Blood samples (5 ml) were obtained from each participant’s antecubital vein after 12 hours of overnight fasting at baseline and the end of the trial. After centrifugation of the blood, serum samples were frozen at -70^°C until the assay time. 25-OH D3 levels were measured by using ELISA kits (Monobind kit, Monobind Inc., Lake Forest, CA, USA). TSH was measured using commercial ELISA kits (TSH, Pishtaz Teb Zaman Diagnostics, Tehran, Iran) based on the instructions of the manufacturer. The concentration of T₄, T₃, and fT₄ was determined using an ELISA kit (Pishtaz Teb Zaman Diagnostics, Tehran, Iran). Triglyceride (TG), total cholesterol (TC), and HDL-C were measured by standard enzymatic method with commercial kits (Pars Azmoon, Tehran, Iran). Friedewald formula was applied for low-density lipoprotein cholesterol (LDL-C) calculation: LDL-C = TC (mg/dl) _ ([HDL-C (mg/dl) + TG (mg/dl)]/5). The ELISA method with the human irisin ELISA kit E3253Hu (Bioassay Technology- China) was used to measure the serum concentration of irisin. The intra- and inter-assay coefficients of variation for irisin were <8% and <10%, respectively, and the sensitivity was 0.095 ng/ml.

The primary outcome includes metabolic parameters (serum level of vitamin D, thyroid hormones, lipids profile, and irisin) and the secondary outcomes were the measurements of obesity indices and body composition.

Statistical analysis

Statistical analyses were done using SPSS software (version 16; SPSS Inc, Chicago, IL). The normality of the data distribution was assessed by the Kolmogorov–Smirnov test and descriptive indices. The results of quantitative data with normal and non-normal distribution are reported as mean ± SD and median (25th and 75th percentiles), respectively. Frequency (percent) is reported for qualitative data. Due to the non-normal distribution of irisin, logarithmic transformation was performed before the analysis. Comparison of baseline characteristics between the groups was done using the independent sample t-test, Mann–Whitney U test, and chi-squared test. To compare within-group changes before and after the intervention, the paired sample t-test and Wilcoxon signed-rank test were applied. The changes between the two groups after the intervention were compared by analysis of covariance adjusting for the baseline values and other potential confounders. Each variable’s percentage change was obtained by the following formula: [(after mean value - before mean value)/before mean value] 100. All analyses were carried out by the intention-to-treat principle, and p-values less than 0.05 (p < 0.05) were considered statistically significant.

Results

General characteristics

Forty-four women with subclinical hypothyroidism were enrolled in the trial and 41 participants (21 in the vitamin D group and 20 in the placebo group) completed the 12-week study. The reasons for withdrawal from the intervention are outlined in the study flow diagram (Figure 1). The compliance with the study protocol based on counting the number of recursive pearls was more than 96% among participants who completed the trial. Throughout the study, no adverse effects were reported.

Figure 1

Figure 1 Study flow diagram. ITT, Intention-to-treat.

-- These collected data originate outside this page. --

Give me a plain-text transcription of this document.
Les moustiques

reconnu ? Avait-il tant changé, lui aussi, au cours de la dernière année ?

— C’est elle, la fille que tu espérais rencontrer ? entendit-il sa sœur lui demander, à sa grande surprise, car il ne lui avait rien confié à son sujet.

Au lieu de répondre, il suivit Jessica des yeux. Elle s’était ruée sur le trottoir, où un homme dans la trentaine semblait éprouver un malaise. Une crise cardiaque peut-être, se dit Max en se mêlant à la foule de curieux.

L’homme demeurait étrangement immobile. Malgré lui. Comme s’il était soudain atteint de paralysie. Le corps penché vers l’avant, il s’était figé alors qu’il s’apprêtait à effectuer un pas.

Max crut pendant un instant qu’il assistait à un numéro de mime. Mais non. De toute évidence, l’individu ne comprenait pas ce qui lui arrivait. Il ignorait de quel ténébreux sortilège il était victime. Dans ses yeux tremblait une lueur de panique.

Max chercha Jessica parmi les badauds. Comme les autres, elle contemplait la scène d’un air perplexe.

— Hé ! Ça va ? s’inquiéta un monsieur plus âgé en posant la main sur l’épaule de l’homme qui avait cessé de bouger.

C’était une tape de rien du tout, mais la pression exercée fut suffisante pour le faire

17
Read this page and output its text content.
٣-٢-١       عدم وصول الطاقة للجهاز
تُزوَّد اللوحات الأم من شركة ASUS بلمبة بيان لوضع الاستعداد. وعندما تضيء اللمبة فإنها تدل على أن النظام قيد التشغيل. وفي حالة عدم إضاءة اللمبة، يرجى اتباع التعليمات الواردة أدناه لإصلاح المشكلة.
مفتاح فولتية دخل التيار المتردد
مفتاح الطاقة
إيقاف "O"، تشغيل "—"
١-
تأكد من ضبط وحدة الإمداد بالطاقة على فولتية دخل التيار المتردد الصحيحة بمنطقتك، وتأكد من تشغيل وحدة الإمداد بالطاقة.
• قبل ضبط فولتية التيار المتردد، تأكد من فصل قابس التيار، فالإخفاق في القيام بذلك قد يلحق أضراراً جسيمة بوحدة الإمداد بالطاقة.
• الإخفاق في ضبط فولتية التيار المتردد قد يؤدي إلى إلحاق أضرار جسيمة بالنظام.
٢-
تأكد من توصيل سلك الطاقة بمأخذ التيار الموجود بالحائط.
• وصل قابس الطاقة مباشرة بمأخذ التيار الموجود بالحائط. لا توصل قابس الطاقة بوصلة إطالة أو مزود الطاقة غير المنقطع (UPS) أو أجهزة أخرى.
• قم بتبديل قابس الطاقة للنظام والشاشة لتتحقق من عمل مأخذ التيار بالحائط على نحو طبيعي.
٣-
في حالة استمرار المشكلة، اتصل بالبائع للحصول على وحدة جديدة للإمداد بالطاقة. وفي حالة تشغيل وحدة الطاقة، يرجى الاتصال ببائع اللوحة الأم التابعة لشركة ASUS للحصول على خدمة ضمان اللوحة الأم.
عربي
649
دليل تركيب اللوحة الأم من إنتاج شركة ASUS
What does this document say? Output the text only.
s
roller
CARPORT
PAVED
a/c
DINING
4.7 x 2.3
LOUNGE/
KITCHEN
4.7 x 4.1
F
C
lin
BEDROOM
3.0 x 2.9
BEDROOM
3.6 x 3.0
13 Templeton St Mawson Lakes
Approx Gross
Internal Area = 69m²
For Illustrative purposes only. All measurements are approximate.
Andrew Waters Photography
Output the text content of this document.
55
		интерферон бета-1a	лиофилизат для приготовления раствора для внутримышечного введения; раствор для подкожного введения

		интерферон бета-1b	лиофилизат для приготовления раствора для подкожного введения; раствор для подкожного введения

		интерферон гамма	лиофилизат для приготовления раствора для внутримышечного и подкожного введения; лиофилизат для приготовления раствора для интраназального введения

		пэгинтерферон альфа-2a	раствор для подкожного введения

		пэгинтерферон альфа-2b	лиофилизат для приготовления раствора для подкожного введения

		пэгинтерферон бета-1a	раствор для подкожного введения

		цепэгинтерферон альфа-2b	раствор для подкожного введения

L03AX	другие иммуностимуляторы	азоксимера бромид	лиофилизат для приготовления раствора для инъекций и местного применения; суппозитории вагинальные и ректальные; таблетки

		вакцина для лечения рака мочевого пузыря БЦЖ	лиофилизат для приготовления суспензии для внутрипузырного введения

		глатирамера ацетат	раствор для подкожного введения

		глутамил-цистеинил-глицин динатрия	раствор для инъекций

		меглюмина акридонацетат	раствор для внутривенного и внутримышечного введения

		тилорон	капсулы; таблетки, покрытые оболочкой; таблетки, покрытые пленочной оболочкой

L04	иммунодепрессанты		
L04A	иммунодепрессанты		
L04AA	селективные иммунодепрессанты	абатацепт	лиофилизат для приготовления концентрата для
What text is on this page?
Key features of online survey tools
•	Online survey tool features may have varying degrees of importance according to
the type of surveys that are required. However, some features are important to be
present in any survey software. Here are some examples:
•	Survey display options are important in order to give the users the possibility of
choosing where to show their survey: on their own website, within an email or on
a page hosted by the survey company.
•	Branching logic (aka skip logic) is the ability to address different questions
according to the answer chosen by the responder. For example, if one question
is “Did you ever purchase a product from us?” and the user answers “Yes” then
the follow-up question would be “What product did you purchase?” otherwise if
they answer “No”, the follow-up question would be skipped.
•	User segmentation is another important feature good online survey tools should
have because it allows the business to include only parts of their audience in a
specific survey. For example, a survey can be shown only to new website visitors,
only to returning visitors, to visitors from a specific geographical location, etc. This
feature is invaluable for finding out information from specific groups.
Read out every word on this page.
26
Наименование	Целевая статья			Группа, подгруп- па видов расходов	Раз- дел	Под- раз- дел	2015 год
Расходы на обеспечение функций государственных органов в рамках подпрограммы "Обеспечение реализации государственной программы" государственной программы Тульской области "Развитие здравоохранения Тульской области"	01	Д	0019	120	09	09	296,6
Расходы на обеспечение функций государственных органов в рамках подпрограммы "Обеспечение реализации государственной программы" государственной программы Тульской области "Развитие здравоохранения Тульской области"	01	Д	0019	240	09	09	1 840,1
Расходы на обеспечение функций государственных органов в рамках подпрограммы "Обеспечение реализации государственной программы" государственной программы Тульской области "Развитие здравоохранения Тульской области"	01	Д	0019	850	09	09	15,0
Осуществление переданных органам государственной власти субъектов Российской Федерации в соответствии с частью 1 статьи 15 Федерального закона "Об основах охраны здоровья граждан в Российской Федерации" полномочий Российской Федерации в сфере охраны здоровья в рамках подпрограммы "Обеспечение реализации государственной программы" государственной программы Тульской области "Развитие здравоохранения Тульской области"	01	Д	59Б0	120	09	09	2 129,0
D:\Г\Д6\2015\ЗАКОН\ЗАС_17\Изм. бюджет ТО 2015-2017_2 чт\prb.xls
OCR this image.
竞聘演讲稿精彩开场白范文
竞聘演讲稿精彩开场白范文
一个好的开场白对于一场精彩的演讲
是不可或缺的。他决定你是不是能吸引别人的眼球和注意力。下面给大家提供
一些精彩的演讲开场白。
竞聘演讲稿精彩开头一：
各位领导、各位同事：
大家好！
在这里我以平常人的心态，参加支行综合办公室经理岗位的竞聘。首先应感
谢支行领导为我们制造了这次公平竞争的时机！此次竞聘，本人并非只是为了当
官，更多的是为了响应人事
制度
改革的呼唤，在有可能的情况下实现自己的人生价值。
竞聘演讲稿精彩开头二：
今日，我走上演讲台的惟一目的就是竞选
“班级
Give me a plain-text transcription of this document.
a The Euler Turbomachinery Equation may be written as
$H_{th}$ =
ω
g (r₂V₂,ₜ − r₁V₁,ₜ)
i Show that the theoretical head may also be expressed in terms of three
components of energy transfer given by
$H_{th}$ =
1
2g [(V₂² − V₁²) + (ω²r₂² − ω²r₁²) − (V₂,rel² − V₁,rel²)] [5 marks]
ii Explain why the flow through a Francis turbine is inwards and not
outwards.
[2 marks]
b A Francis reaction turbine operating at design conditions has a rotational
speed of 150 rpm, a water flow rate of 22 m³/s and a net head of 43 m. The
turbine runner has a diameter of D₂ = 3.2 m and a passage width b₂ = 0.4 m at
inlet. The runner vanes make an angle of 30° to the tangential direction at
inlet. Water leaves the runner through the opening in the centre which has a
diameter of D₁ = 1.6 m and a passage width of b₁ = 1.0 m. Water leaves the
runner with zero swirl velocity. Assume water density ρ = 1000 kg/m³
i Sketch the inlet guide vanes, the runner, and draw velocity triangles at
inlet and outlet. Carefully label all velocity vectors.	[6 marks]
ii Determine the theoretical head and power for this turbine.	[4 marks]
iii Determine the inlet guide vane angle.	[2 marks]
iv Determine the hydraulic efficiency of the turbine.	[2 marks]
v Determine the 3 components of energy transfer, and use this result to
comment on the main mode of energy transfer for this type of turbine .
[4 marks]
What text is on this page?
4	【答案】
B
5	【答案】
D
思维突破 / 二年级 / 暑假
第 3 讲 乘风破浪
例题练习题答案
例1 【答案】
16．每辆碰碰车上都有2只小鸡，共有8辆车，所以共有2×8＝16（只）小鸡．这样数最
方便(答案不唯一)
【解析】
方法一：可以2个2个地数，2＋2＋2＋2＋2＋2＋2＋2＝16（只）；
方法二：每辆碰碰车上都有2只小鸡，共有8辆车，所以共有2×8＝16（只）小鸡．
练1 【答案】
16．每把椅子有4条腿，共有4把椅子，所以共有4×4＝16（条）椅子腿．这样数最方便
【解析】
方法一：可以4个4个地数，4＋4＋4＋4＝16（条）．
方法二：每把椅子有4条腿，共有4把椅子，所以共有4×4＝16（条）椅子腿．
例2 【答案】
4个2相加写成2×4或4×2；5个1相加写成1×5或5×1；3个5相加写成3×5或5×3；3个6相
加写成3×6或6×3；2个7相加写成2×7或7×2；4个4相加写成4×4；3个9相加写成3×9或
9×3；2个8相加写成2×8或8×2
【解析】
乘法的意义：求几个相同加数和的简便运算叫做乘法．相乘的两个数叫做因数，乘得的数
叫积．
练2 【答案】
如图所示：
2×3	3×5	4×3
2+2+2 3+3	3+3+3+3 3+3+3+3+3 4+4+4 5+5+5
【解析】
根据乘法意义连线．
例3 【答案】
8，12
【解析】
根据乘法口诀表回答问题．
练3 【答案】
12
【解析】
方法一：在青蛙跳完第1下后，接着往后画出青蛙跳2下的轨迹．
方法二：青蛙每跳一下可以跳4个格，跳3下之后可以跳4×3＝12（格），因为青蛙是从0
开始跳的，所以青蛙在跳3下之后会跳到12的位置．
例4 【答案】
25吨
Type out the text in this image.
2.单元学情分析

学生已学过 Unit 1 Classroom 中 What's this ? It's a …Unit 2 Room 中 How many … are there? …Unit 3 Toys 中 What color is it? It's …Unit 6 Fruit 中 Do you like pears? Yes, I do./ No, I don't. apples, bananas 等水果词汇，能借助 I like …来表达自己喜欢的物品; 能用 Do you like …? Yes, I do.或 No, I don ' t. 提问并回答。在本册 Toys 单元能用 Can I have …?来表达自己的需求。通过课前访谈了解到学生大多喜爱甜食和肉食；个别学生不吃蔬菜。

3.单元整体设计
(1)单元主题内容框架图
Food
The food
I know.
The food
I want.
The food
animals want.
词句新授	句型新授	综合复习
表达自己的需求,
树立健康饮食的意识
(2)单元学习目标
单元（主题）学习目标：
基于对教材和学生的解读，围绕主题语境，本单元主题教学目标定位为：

The baseline characteristics of the patients are presented in Table 1. The age, duration of casual sunlight exposure, and physical activity levels of patients were not significantly different between the two groups at baseline. No significant changes were observed in sunlight exposure and physical activity levels of participants in either group during the study period (p>0.05).

Table 1

Table 1 Baseline characteristics of the study participants.

Dietary intake

Table 2 presents the dietary intake data of the participants. No significant differences were observed in energy, carbohydrate, fat, and vitamin D intakes between the two groups at baseline. At the beginning of the trial, there was a significant difference in protein intake between the two groups (p = 0.018). Changes in total energy, macronutrients, and vitamin D intakes were not significant within the groups during the study (p>0.05). Based on the analysis of covariance adjusted for baseline values, no significant differences were observed in the mean of energy, macronutrients, and vitamin D intakes between the vitamin D and placebo groups at the end of the study (p > 0.05).

Table 2

Table 2 Daily dietary intake of participants at baseline and 12 weeks after the intervention.

Biochemical parameters

The biochemical parameters of the patients at baseline and the end of the trial are shown in Table 3. All of the biochemical values were not significantly different between the two groups at baseline (p>0.05). Serum TSH and TC significantly decreased in the vitamin D group in comparison with the baseline values (by 20.54%, p<0.001 and 3.44%, p<0.001, respectively). 25-OH D3 levels significantly increased in the vitamin D group in comparison with the baseline measurements (by 98.59%, p<0.001). Changes in other variables within the vitamin D group were not significant. Within-group changes for all variables were not significant in the placebo group.

Table 3

Table 3 Biochemical characteristics of participants at baseline and 12 weeks after the intervention.

According to the analysis of covariance adjusted for energy intake, physical activity, and baseline values, significant differences in serum levels of 25-OH D3 (MD (CI 95%): 15.266 (9.311, 21.221), p<0.001), TSH (MD (CI 95%): -1.332 µIU/mL (-2.021, -0.644), p<0.001), TC (MD (CI 95%): -4.187 mg/dl (-8.229, -0.144), p<0.001), and irisin (MD (CI 95%): 1.546 ng/ml (0.315, 2.778), p=0.011) were observed between two groups at the end of study. Changes in serum levels of T₃, T₄, fT_4, TG, HDL-C, and LDL-C between the two groups were not significant after the intervention (p>0.05).

Anthropometric measurements

The anthropometric characteristics of the participants are shown in Table 4. At the beginning of the study, weight, BMI, WC, FM %, and FFM % of participants were not significantly different between the two groups (p>0.05). Within-group changes in all of the variables were not significant at the end of the study in any of the groups (p>0.05). Based on analysis of covariance adjusted for energy intake, physical activity, and baseline values, significant differences were observed in FM % (MD (CI 95%): -1.344% (-2.501, -0.186), p=0.024) and FFM % (MD (CI 95%): 1.897% (0.375, 3.419), p=0.016) between two groups at the end of the study. Changes in weight, BMI, and WC were not significantly different between the two groups (p>0.05).

Table 4

Table 4 Anthropometric characteristics of participants at baseline and 12 weeks after the intervention.

Discussion

Subclinical hypothyroidism is often considered an early sign of thyroid failure (6). It has been suggested that vitamin D may have a positive effect on thyroid function and reduce the likelihood of overt hypothyroidism (13). However, few studies are available about the effects of vitamin D supplementation on subclinical hypothyroidism.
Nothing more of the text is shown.